May brings streaming movies set in striking locations, including Budapest in Pretty Lethal, Dutch forests in Heresy, and Japan in My Hero Academia: You're Next. Hulu’s Send Help adds tropical vacation vibes with a survival horror twist from Sam Raimi. Criterion adds Antarctic cold with John Carpenter’s The Thing and The Thing from Another World, both tied to 1950s inspiration. Bugonia follows paranoid conspiracy theorist Teddy Gatz and his autistic cousin Don as they kidnap CEO Michelle Fuller to force a confession about invading aliens, while Fuller’s company is linked to a botched medical trial that left Gatz’s mother comatose. The story blends grief, vengeance, and alien threat possibilities, with Emma Stone delivering a standout performance as Fuller.

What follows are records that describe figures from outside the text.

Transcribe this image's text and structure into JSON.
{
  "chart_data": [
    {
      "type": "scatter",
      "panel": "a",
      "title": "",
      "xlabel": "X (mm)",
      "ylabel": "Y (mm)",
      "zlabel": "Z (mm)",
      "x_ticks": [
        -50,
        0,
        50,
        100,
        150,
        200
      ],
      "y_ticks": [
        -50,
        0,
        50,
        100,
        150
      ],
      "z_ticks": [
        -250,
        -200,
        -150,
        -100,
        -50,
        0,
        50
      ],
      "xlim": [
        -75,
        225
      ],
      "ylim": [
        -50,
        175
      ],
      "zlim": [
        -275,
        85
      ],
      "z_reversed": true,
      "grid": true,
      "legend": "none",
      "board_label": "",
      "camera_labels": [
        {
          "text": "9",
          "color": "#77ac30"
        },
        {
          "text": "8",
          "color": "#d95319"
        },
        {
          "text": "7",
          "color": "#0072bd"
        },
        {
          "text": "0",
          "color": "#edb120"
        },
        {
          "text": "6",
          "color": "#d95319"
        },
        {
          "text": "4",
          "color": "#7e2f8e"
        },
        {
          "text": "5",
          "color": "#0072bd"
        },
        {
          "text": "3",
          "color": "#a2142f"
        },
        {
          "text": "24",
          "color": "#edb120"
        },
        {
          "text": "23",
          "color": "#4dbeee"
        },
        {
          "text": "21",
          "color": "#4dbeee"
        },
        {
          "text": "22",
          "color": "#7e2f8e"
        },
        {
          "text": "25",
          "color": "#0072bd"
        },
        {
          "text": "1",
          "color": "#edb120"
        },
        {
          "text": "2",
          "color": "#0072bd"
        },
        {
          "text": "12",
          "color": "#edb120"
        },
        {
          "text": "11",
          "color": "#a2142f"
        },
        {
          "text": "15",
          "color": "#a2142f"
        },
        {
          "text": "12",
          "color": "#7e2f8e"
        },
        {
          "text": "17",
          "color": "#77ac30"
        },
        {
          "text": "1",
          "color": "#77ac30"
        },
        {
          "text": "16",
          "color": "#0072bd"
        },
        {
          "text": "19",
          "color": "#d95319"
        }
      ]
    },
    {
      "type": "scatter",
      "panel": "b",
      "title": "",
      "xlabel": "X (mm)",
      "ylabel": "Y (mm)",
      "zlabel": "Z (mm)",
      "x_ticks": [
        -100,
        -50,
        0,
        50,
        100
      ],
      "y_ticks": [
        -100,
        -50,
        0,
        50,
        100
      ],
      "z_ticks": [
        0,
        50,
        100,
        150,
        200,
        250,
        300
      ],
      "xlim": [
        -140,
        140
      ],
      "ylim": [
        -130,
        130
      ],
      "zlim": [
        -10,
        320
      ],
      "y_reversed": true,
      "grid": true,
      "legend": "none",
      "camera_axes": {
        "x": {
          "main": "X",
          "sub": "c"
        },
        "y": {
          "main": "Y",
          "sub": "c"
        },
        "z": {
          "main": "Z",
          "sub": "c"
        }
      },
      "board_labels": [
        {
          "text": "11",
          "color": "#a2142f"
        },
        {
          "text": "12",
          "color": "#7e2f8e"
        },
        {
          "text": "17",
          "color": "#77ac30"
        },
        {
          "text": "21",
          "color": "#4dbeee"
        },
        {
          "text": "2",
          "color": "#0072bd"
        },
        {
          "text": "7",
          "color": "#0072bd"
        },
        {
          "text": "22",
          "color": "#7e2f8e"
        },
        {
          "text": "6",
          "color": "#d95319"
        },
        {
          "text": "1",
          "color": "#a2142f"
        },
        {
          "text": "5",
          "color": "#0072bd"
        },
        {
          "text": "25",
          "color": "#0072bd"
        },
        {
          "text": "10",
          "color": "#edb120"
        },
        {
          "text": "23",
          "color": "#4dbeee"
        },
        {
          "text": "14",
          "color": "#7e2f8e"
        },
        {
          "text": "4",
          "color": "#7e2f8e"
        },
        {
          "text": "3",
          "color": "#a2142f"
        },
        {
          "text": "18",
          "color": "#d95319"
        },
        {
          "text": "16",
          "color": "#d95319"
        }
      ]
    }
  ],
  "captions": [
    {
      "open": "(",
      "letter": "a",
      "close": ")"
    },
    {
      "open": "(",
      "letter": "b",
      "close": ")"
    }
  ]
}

"A remake of Jang Joon-hwan's 2003 South Korean film Save the Green Planet!, Bugonia sees paranoid conspiracy theorist Teddy Gatz (Jesse Plemons) and his autistic cousin Don (Aidan Delbis) kidnap prominent CEO Michelle Fuller (Emma Stone), subjecting her to inventive, brutal forms of torture as he tries to force a confession that she's in contact with invading aliens. Fuller's company also happens to be responsible for a botched medical trial that left Gatz's mother comatose. So is Gatz just a troubled man struggling with grief, out for vengeance against a corrupt businesswoman, or has he stumbled on the greatest threat to humanity? Director Yorgos Lanthimos ( Poor Things, The Favourite) has tremendous fun teasing out the answer, while Stone has rarely been as captivating on screen than she is as Fuller, somehow seeming like an animal playing with their food, even at her shaven-headed, desperate lowest points."
"Summer has arrived, which means its vacation season-and there are plenty of travel tips to be found amongst the best movies on streaming this May. A bloody ballet battle royale in Budapest in Prime Video's Pretty Lethal, a visit to the picturesque (and definitely not haunted) Dutch forests in Shudder's Heresy, or an action-packed trip to Japan courtesy of Netflix's My Hero Academia: You're Next, are just some of the locations sure to give you wanderlust this month."
"If you fancy something a bit more tropical, then look no further than Send Help on Hulu-although director Sam Raimi's twisty survival horror might have you thinking twice before turning on your out of office emails. And, if the rising temperatures are already too much, the Antarctic chill of John Carpenter's classic The Thing, and its 1950s inspiration, The Thing from Another World, are both landing on Criterion."